01.04.2011Georg Sander
Die Stadt Wuppertal bezahlt künftig mit ihrem guten Namen
Die Pressekonferenz begann durchaus launig. Rathauschef Peter Jung zitierte eingangs den österreichischen Schauspieler Johann Nepomuk Nestroy: „Die alten Phönizier haben das Geld erfunden, aber warum so wenig davon?“ Doch dann wurde Jung schnell ernst: „Wir müssen heute konstatieren, dass uns die Teilnahme am nationalen und internationalen Geldverkehr unterm Strich vor allem eines eingebracht hat: Schulden!“
Er ist Jung und braucht das Geld: Wuppertals Oberbürgermeister kämpft dafür, dass mehr Geld in der Stadt ausgegeben wird anstatt im Umland.
Wuppertal habe kein Einnahme- sondern ein Ausgabeproblem. Zu viele Euros müssten für Sozialleistungen aufgebracht werden, und nur ein geringer Teil davon bleibe in der Stadt. Jung: „Wir, die Wuppertalerinnen und Wuppertaler, sind es leid, dass wir Millionen für soziale Aufgaben aufwenden und die Empfänger das Geld sonstwo ausgeben. Wir müssen die Kaufkraft in Wuppertal halten!“
Auf dem Kieker hat Jung auch städtische Bedienstete, die ihr Geld in Wuppertal verdienen, es aber an ihren Wohnorten im Umland „verjubeln“. Künftig sollen in Wuppertal Sozialleistungen und städtische Löhne und Gehälter sowie die Besoldungen von Beamten zu 15% in einer neuen Kunstwährung, dem Wupper-Taler, ausgezahlt werden. Allerdings nur dann, wenn die Empfänger dagegen nicht schriftlich Widerspruch einlegen. Der Clou: Das neue Geld kann nur in Wuppertal in speziell lizenzierten Geschäften und Einrichtungen ausgegeben werden.
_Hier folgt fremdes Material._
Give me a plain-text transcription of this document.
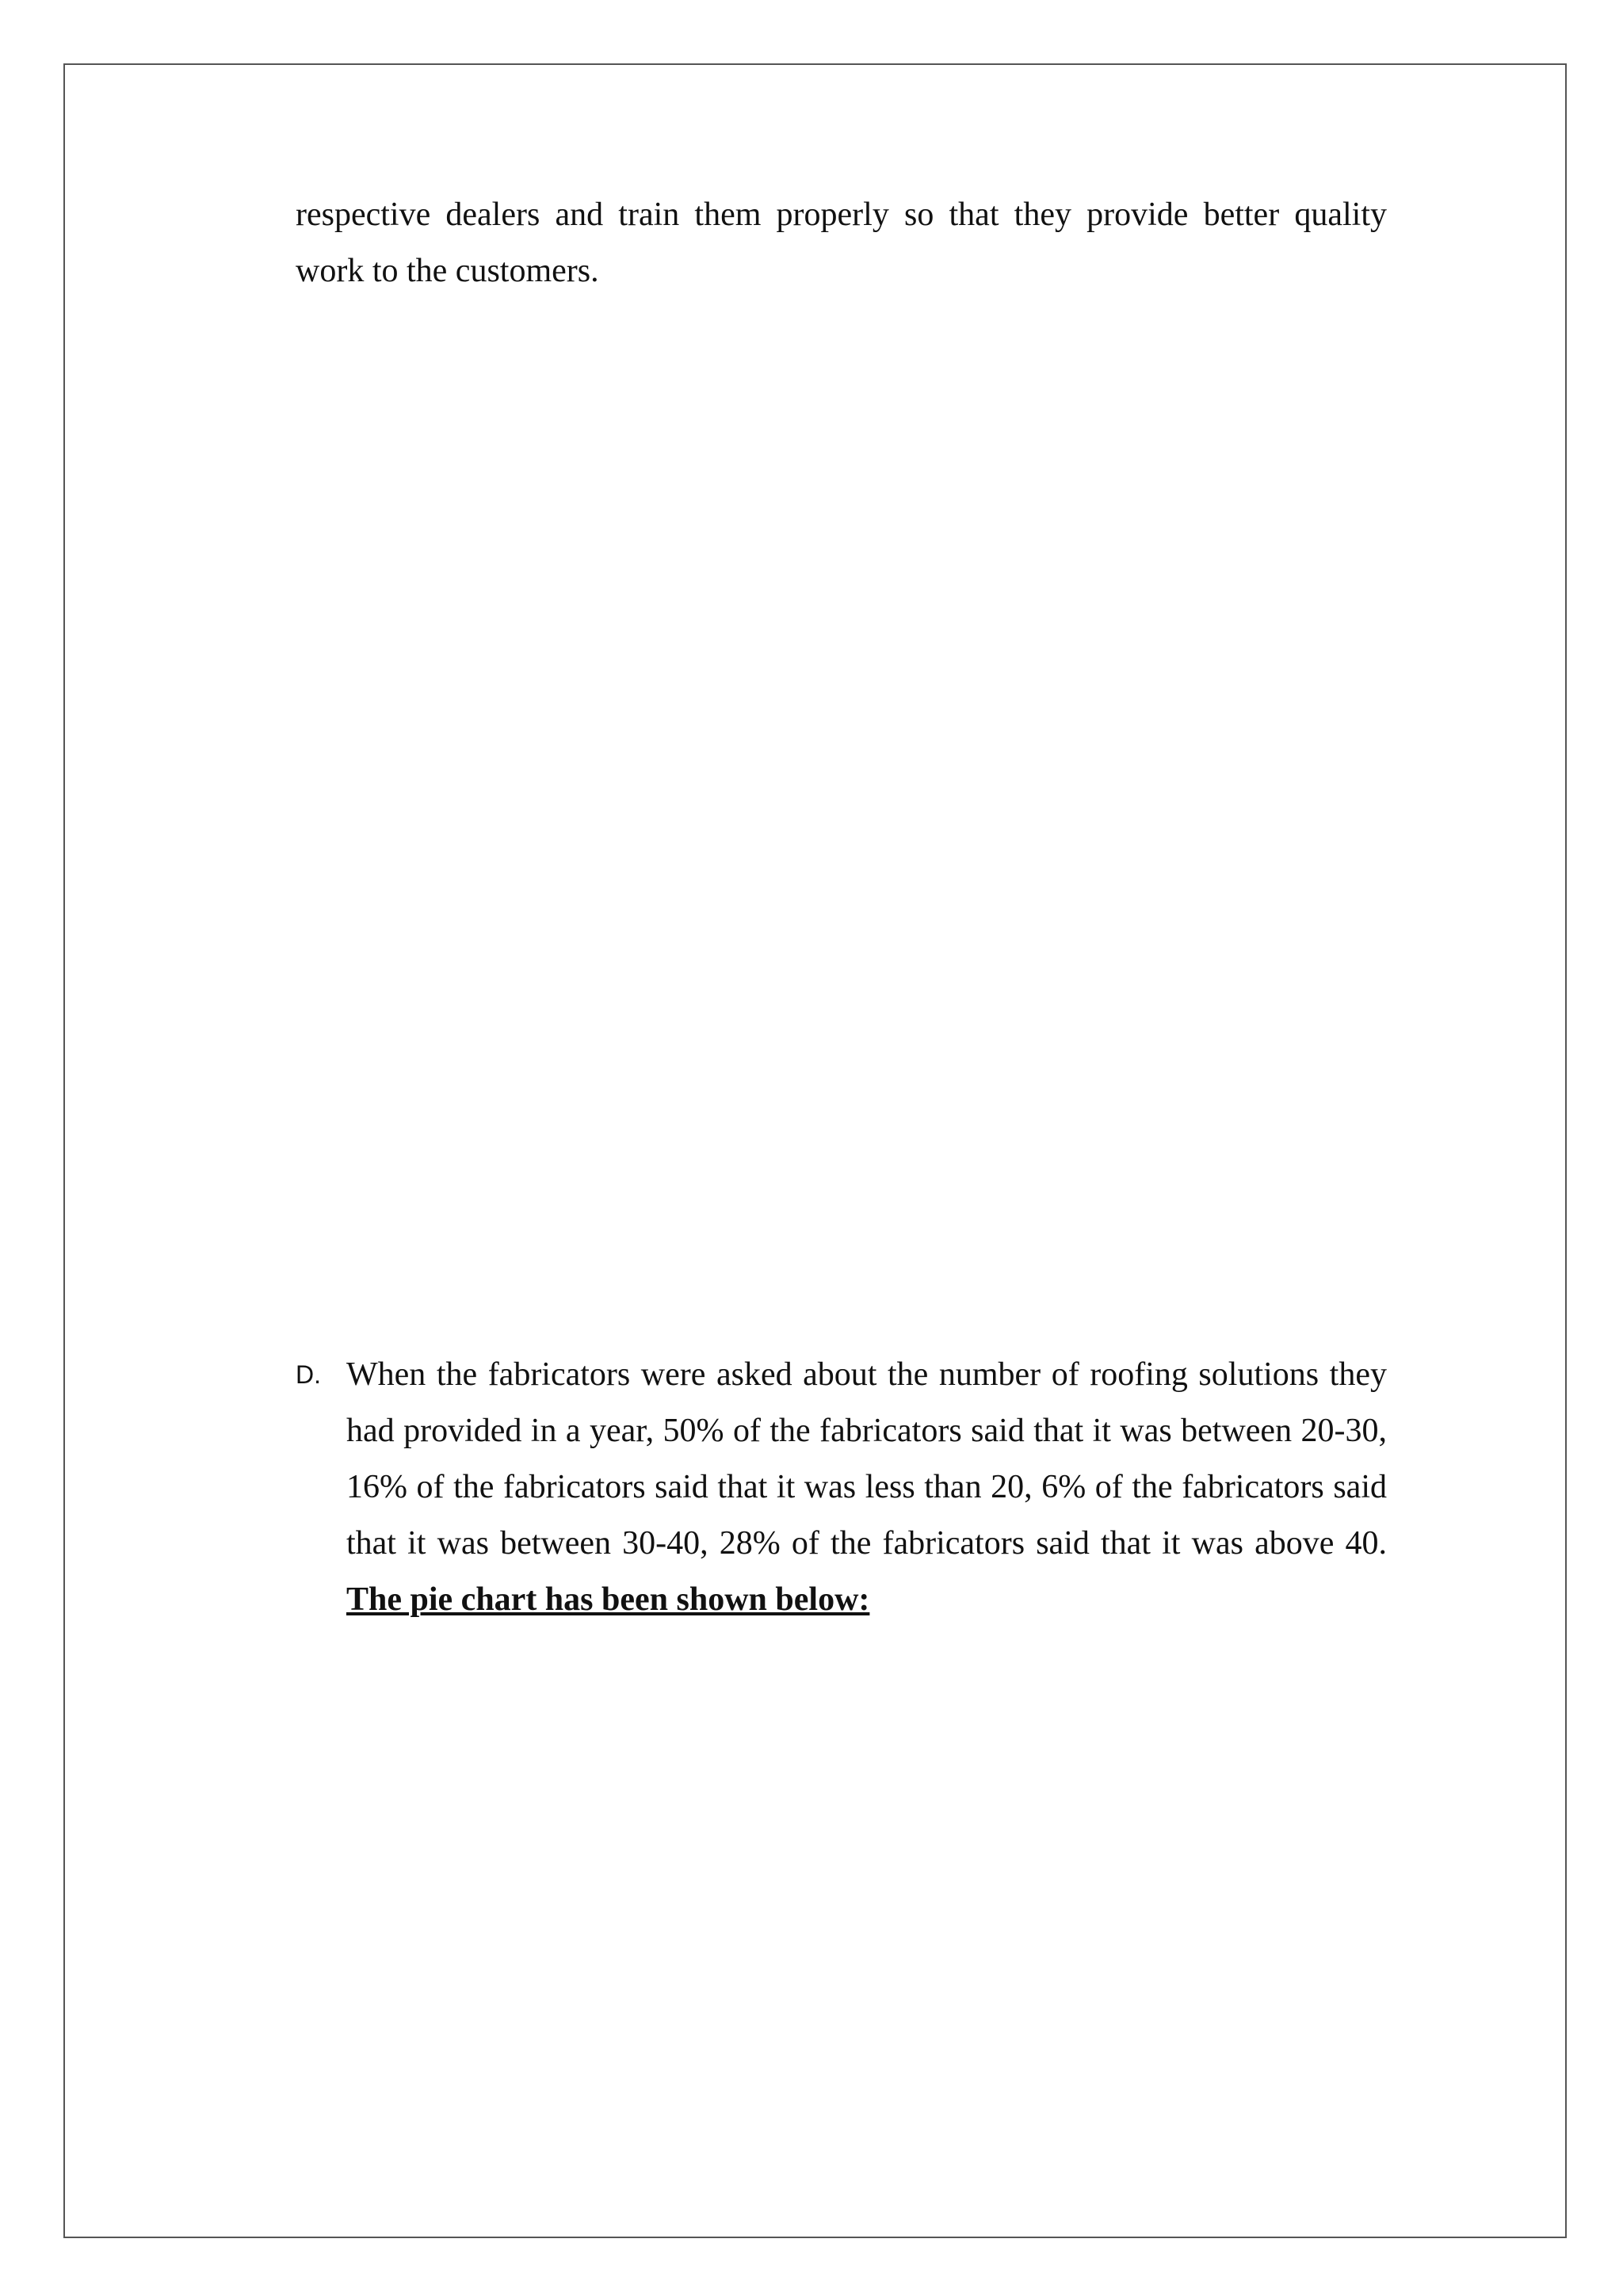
respective dealers and train them properly so that they provide better quality work to the customers.

D. When the fabricators were asked about the number of roofing solutions they had provided in a year, 50% of the fabricators said that it was between 20-30, 16% of the fabricators said that it was less than 20, 6% of the fabricators said that it was between 30-40, 28% of the fabricators said that it was above 40.
The pie chart has been shown below:
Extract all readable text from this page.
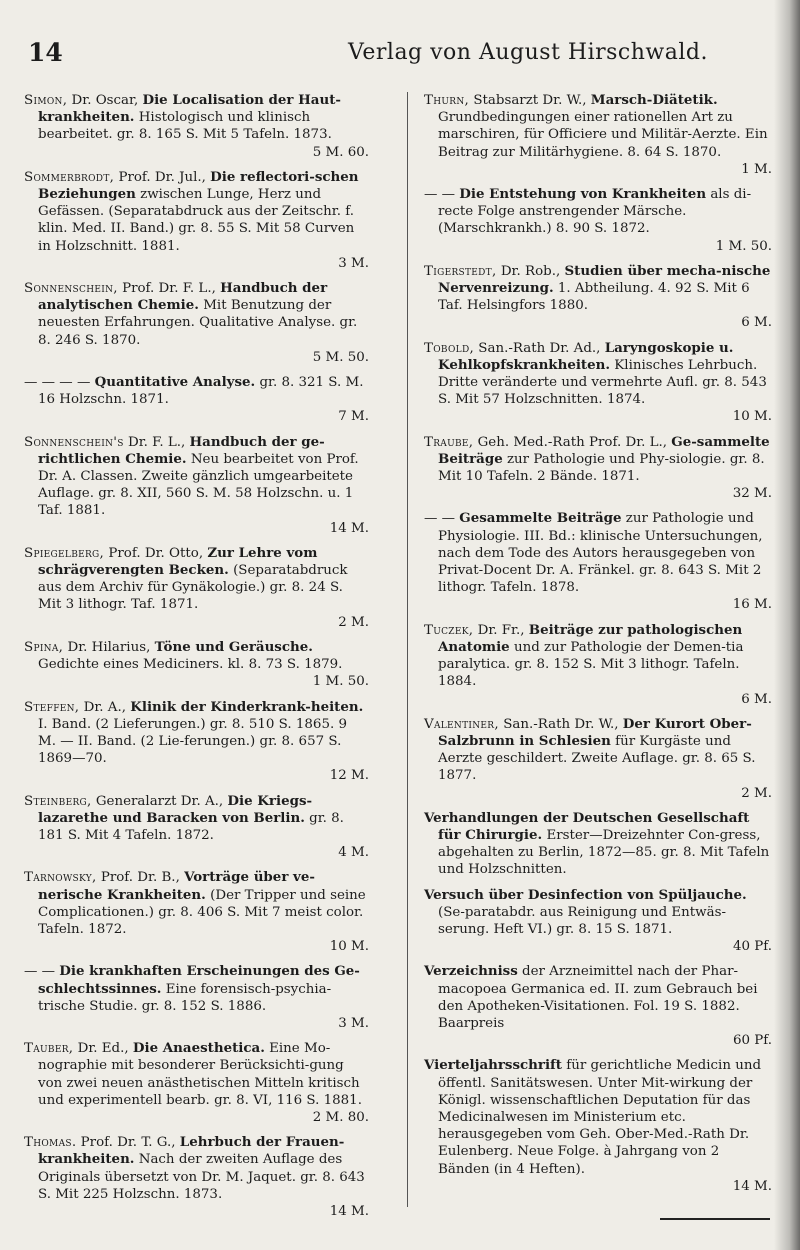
14	Verlag von August Hirschwald.
Simon, Dr. Oscar, Die Localisation der Haut-krankheiten. Histologisch und klinisch bearbeitet. gr. 8. 165 S. Mit 5 Tafeln. 1873.
5 M. 60.
Sommerbrodt, Prof. Dr. Jul., Die reflectori-schen Beziehungen zwischen Lunge, Herz und Gefässen. (Separatabdruck aus der Zeitschr. f. klin. Med. II. Band.) gr. 8. 55 S. Mit 58 Curven in Holzschnitt. 1881.
3 M.
Sonnenschein, Prof. Dr. F. L., Handbuch der analytischen Chemie. Mit Benutzung der neuesten Erfahrungen. Qualitative Analyse. gr. 8. 246 S. 1870.
5 M. 50.
— — — — Quantitative Analyse. gr. 8. 321 S. M. 16 Holzschn. 1871.
7 M.
Sonnenschein's Dr. F. L., Handbuch der ge-richtlichen Chemie. Neu bearbeitet von Prof. Dr. A. Classen. Zweite gänzlich umgearbeitete Auflage. gr. 8. XII, 560 S. M. 58 Holzschn. u. 1 Taf. 1881.
14 M.
Spiegelberg, Prof. Dr. Otto, Zur Lehre vom schrägverengten Becken. (Separatabdruck aus dem Archiv für Gynäkologie.) gr. 8. 24 S. Mit 3 lithogr. Taf. 1871.
2 M.
Spina, Dr. Hilarius, Töne und Geräusche. Gedichte eines Mediciners. kl. 8. 73 S. 1879.
1 M. 50.
Steffen, Dr. A., Klinik der Kinderkrank-heiten. I. Band. (2 Lieferungen.) gr. 8. 510 S. 1865. 9 M. — II. Band. (2 Lie-ferungen.) gr. 8. 657 S. 1869—70.
12 M.
Steinberg, Generalarzt Dr. A., Die Kriegs-lazarethe und Baracken von Berlin. gr. 8. 181 S. Mit 4 Tafeln. 1872.
4 M.
Tarnowsky, Prof. Dr. B., Vorträge über ve-nerische Krankheiten. (Der Tripper und seine Complicationen.) gr. 8. 406 S. Mit 7 meist color. Tafeln. 1872.
10 M.
— — Die krankhaften Erscheinungen des Ge-schlechtssinnes. Eine forensisch-psychia-trische Studie. gr. 8. 152 S. 1886.
3 M.
Tauber, Dr. Ed., Die Anaesthetica. Eine Mo-nographie mit besonderer Berücksichti-gung von zwei neuen anästhetischen Mitteln kritisch und experimentell bearb. gr. 8. VI, 116 S. 1881.
2 M. 80.
Thomas. Prof. Dr. T. G., Lehrbuch der Frauen-krankheiten. Nach der zweiten Auflage des Originals übersetzt von Dr. M. Jaquet. gr. 8. 643 S. Mit 225 Holzschn. 1873.
14 M.
Thurn, Stabsarzt Dr. W., Marsch-Diätetik. Grundbedingungen einer rationellen Art zu marschiren, für Officiere und Militär-Aerzte. Ein Beitrag zur Militärhygiene. 8. 64 S. 1870.
1 M.
— — Die Entstehung von Krankheiten als di-recte Folge anstrengender Märsche. (Marschkrankh.) 8. 90 S. 1872.
1 M. 50.
Tigerstedt, Dr. Rob., Studien über mecha-nische Nervenreizung. 1. Abtheilung. 4. 92 S. Mit 6 Taf. Helsingfors 1880.
6 M.
Tobold, San.-Rath Dr. Ad., Laryngoskopie u. Kehlkopfskrankheiten. Klinisches Lehrbuch. Dritte veränderte und vermehrte Aufl. gr. 8. 543 S. Mit 57 Holzschnitten. 1874.
10 M.
Traube, Geh. Med.-Rath Prof. Dr. L., Ge-sammelte Beiträge zur Pathologie und Phy-siologie. gr. 8. Mit 10 Tafeln. 2 Bände. 1871.
32 M.
— — Gesammelte Beiträge zur Pathologie und Physiologie. III. Bd.: klinische Untersuchungen, nach dem Tode des Autors herausgegeben von Privat-Docent Dr. A. Fränkel. gr. 8. 643 S. Mit 2 lithogr. Tafeln. 1878.
16 M.
Tuczek, Dr. Fr., Beiträge zur pathologischen Anatomie und zur Pathologie der Demen-tia paralytica. gr. 8. 152 S. Mit 3 lithogr. Tafeln. 1884.
6 M.
Valentiner, San.-Rath Dr. W., Der Kurort Ober-Salzbrunn in Schlesien für Kurgäste und Aerzte geschildert. Zweite Auflage. gr. 8. 65 S. 1877.
2 M.
Verhandlungen der Deutschen Gesellschaft für Chirurgie. Erster—Dreizehnter Con-gress, abgehalten zu Berlin, 1872—85. gr. 8. Mit Tafeln und Holzschnitten.
Versuch über Desinfection von Spüljauche. (Se-paratabdr. aus Reinigung und Entwäs-serung. Heft VI.) gr. 8. 15 S. 1871.
40 Pf.
Verzeichniss der Arzneimittel nach der Phar-macopoea Germanica ed. II. zum Gebrauch bei den Apotheken-Visitationen. Fol. 19 S. 1882. Baarpreis
60 Pf.
Vierteljahrsschrift für gerichtliche Medicin und öffentl. Sanitätswesen. Unter Mit-wirkung der Königl. wissenschaftlichen Deputation für das Medicinalwesen im Ministerium etc. herausgegeben vom Geh. Ober-Med.-Rath Dr. Eulenberg. Neue Folge. à Jahrgang von 2 Bänden (in 4 Heften).
14 M.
Vorderseite des neuen „100 Wupper-Taler“-Scheins mit Hologramm und Wasserzeichen. Die neuen Banknoten zeigen Bauwerke und Sehenswürdigkeiten.
Als Testmarkt für das Experiment hat sich von Mai bis Juli der Barmer Einzelhandel zur Verfügung gestellt. City-Managerin Anna Wittmer: „Wer mit dem Wupper-Taler zahlt, erhält in den Geschäften auf dem Werth einen Rabatt von 2%.“ Sind die Erfahrungen in Barmen positiv, wollen die Händler in Vohwinkel und Elberfeld ab August folgen.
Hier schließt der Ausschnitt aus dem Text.